I've just noticed that none of the "Click to Enlarge" actions are working in the Photo Gallery i.e. you cannot see the larger pic of any watch























This has only happened very recently for me (last few days) and the only thing I've done is upgrade Firefox from 1.0.5 to 1.0.6.







Internet Explorer 6 is still working fine.









Firefox 1.0.6 fixes a few security-related issues but I'm wondering whether they've introduced a bug? I can see what the problem is --- it is due to relative addressing on the image URL. I depend on a relative address but Firefox has made an error in determining the absolute address.

It is easy for me to fix....but something is not right with 1.0.6...or is this some new frame/frameset related security hole that has been closed that other browsers haven't fixed yet???
















_Before I fix, I'd be grateful if people could see if it is working or not for them and then post which browser and version they're using._

I'm off the trawl the 'net....

Many Thanks

Paul


----------



## jasonm (Nov 22, 2003)

Works fine for me......Internet explorer 6.0


----------



## rhaythorne (Jan 12, 2004)

Deepnet Explorer 1.5









Opera 8.01









Mozilla 1.78









Netscape 8.02 in IE mode









Netscape 8.02 in Firefox mode









Internet Explorer 6.02900.2180









Firefox 1.05









So, looks like the problem is just with Firefox since 1.05 at least.

Jason, click Help, About Internet Explorer.


----------



## Silver Hawk (Dec 2, 2003)

rhaythorne said:


> Deepnet Explorer 1.5
> 
> 
> 
> ...


Thanks Rich









....that's really strange, I could swear I've been using 1.0.5 for months without problems (I've only been using the Firefox browser now for over a year). I only upgraded to 1.0.6 either on Friday or Saturday....









...better go make some changes and hope it doesn't break for all those other browsers...









Cheers

Paul


----------



## rhaythorne (Jan 12, 2004)

Just upgraded Mozilla to the latest version 1.7.10. This now also has the same problem as Firefox.


----------



## mach 0.0013137 (Jan 10, 2005)

Works OK for me









Sorry I don`t know what _`browser`_ I`m using









BTW Paul I`ve gone through my `Gallery` and all my photo files are now under 100kb


----------



## Silver Hawk (Dec 2, 2003)

rhaythorne said:


> Deepnet Explorer 1.5
> 
> 
> 
> ...


Hi Rich,

I've made a few changes, so could you re-perform your test on those browsers please?
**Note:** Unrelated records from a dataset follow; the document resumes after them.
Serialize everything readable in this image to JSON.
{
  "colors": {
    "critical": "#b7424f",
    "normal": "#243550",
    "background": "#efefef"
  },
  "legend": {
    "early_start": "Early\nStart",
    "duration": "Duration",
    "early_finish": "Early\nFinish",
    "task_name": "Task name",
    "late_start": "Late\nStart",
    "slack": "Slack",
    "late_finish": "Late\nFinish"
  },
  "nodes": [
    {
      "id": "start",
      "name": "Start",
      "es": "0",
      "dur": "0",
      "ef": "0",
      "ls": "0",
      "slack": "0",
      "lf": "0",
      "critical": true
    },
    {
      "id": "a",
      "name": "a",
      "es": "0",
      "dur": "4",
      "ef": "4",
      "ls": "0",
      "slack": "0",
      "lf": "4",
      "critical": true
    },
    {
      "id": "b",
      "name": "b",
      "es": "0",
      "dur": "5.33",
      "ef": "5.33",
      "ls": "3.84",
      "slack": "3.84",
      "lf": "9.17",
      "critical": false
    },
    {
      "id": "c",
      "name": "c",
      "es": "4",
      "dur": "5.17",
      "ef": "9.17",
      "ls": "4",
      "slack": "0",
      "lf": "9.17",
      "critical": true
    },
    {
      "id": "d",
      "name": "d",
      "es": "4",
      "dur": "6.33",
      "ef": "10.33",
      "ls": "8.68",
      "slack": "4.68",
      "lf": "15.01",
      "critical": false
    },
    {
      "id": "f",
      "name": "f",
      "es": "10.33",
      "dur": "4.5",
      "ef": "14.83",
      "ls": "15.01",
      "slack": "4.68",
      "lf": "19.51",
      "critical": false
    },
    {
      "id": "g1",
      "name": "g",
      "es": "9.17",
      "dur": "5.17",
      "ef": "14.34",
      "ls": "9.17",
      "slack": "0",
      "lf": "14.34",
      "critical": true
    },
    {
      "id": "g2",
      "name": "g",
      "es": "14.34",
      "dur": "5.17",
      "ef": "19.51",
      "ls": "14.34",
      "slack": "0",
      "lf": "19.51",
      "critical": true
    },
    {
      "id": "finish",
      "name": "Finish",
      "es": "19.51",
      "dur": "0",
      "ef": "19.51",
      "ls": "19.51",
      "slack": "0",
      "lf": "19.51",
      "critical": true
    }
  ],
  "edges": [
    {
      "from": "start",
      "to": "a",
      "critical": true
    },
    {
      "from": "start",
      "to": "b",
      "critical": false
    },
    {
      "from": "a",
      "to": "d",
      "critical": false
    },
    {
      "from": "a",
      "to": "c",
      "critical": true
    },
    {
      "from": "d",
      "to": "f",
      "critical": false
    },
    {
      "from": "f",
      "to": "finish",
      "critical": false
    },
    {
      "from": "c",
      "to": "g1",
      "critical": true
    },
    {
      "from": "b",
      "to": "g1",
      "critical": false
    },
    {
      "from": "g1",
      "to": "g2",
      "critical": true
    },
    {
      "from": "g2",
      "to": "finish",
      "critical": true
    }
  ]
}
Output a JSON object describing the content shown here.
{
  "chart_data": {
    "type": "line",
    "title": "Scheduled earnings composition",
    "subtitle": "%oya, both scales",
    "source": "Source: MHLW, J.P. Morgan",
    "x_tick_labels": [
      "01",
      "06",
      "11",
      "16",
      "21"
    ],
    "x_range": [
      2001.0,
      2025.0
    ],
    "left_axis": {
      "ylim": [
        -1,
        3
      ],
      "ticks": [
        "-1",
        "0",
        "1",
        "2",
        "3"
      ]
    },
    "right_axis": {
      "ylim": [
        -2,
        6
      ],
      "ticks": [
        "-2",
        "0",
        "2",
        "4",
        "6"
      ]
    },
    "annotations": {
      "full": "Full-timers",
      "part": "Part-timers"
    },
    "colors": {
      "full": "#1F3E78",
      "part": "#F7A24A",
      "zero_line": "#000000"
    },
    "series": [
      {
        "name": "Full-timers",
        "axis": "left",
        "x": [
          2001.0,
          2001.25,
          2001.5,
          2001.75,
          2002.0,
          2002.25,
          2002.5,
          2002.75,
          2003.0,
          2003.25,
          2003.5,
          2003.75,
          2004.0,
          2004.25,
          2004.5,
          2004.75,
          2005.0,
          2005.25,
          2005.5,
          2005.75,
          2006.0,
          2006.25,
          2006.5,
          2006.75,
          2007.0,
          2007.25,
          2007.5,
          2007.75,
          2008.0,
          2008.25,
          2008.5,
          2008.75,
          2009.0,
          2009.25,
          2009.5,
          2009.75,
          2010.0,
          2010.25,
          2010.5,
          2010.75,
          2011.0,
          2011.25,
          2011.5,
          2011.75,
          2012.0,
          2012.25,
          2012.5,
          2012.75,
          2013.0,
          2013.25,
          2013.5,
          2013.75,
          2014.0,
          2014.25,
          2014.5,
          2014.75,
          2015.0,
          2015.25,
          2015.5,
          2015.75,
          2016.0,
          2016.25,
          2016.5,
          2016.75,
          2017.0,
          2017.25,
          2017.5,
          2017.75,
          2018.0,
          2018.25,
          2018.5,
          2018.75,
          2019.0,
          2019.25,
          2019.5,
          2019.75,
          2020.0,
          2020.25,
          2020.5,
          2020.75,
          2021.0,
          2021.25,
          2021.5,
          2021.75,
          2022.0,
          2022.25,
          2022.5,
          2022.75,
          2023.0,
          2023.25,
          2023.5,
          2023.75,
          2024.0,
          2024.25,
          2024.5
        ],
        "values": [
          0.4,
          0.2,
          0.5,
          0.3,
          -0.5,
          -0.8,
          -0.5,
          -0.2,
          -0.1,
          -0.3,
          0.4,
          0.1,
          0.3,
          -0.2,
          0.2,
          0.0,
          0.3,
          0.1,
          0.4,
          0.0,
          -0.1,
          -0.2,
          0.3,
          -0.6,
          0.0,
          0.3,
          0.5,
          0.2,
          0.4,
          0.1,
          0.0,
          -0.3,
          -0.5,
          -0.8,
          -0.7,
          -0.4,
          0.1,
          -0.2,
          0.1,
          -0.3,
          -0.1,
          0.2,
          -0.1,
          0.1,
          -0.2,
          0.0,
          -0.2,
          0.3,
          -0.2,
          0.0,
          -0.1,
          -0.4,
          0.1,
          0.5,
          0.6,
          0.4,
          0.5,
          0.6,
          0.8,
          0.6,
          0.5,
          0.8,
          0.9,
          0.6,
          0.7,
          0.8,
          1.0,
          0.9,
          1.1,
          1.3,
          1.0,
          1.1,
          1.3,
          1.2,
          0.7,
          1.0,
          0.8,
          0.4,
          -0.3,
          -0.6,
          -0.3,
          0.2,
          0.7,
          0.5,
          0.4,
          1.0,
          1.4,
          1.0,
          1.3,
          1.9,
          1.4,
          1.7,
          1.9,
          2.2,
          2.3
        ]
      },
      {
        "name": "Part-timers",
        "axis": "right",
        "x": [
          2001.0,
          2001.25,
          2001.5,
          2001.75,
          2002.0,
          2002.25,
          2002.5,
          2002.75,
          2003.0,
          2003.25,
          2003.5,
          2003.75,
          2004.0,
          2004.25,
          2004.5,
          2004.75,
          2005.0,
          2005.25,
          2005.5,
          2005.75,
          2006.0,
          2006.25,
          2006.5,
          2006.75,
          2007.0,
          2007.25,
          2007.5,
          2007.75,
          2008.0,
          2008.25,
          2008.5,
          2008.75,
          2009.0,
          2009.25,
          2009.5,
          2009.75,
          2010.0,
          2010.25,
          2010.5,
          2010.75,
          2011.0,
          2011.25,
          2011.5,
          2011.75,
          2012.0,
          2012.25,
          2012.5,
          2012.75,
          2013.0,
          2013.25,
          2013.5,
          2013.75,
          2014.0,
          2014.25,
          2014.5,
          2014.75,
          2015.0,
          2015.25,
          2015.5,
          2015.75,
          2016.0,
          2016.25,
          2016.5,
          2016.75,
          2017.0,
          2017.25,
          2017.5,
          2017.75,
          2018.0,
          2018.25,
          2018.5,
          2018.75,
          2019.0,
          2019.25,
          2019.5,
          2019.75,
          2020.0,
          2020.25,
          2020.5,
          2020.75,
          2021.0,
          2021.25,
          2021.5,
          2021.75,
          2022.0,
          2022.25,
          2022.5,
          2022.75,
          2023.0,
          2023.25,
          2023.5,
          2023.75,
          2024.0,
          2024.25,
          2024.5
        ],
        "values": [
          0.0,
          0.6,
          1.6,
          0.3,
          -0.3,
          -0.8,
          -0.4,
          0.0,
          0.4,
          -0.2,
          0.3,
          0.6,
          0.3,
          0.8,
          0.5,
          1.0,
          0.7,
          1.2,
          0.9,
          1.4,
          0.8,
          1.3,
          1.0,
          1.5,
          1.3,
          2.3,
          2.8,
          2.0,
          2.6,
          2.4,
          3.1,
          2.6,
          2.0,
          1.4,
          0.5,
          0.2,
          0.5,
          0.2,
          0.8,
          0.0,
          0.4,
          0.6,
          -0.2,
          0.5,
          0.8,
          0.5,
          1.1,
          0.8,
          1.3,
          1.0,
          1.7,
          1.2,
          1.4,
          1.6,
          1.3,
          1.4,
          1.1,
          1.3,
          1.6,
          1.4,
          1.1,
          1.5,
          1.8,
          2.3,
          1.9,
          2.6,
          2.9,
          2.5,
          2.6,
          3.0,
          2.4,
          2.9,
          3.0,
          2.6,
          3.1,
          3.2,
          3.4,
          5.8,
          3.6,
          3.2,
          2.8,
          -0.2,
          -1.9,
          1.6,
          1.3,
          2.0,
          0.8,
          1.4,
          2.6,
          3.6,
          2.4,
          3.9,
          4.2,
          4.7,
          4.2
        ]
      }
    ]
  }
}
For Firefox, I had to clear cache (Tools...Options...Cache...Clear) for it start working correctly after applying the fix...









Thanks

Paul


----------



## rhaythorne (Jan 12, 2004)

Hi Paul,

All my browsers now work, well done









Firefox, Mozilla, Netscape and Opera all required their caches to be cleared before they worked correctly.


----------



## JoT (Aug 12, 2003)

Works OK with my IE v.6


----------



## pg tips (May 16, 2003)

Still running firefox 1.0.4 & works fine


----------



## rhaythorne (Jan 12, 2004)

Under Linux, Konqueror 3.2.0 is also working perfectly









Yes. I know I should upgrade


----------



## Stan (Aug 7, 2003)

It won't work with either Ibrowse or AWeb on the Amiga.







No surprise there then.


----------



## pg tips (May 16, 2003)

I can here the younger members saying "wots an amiga?"









seen Rubic cube is 25 years old today!

Bugger I feel old now!







Used to do the girls at school rubic cube for a snog on the back seat of the bus


----------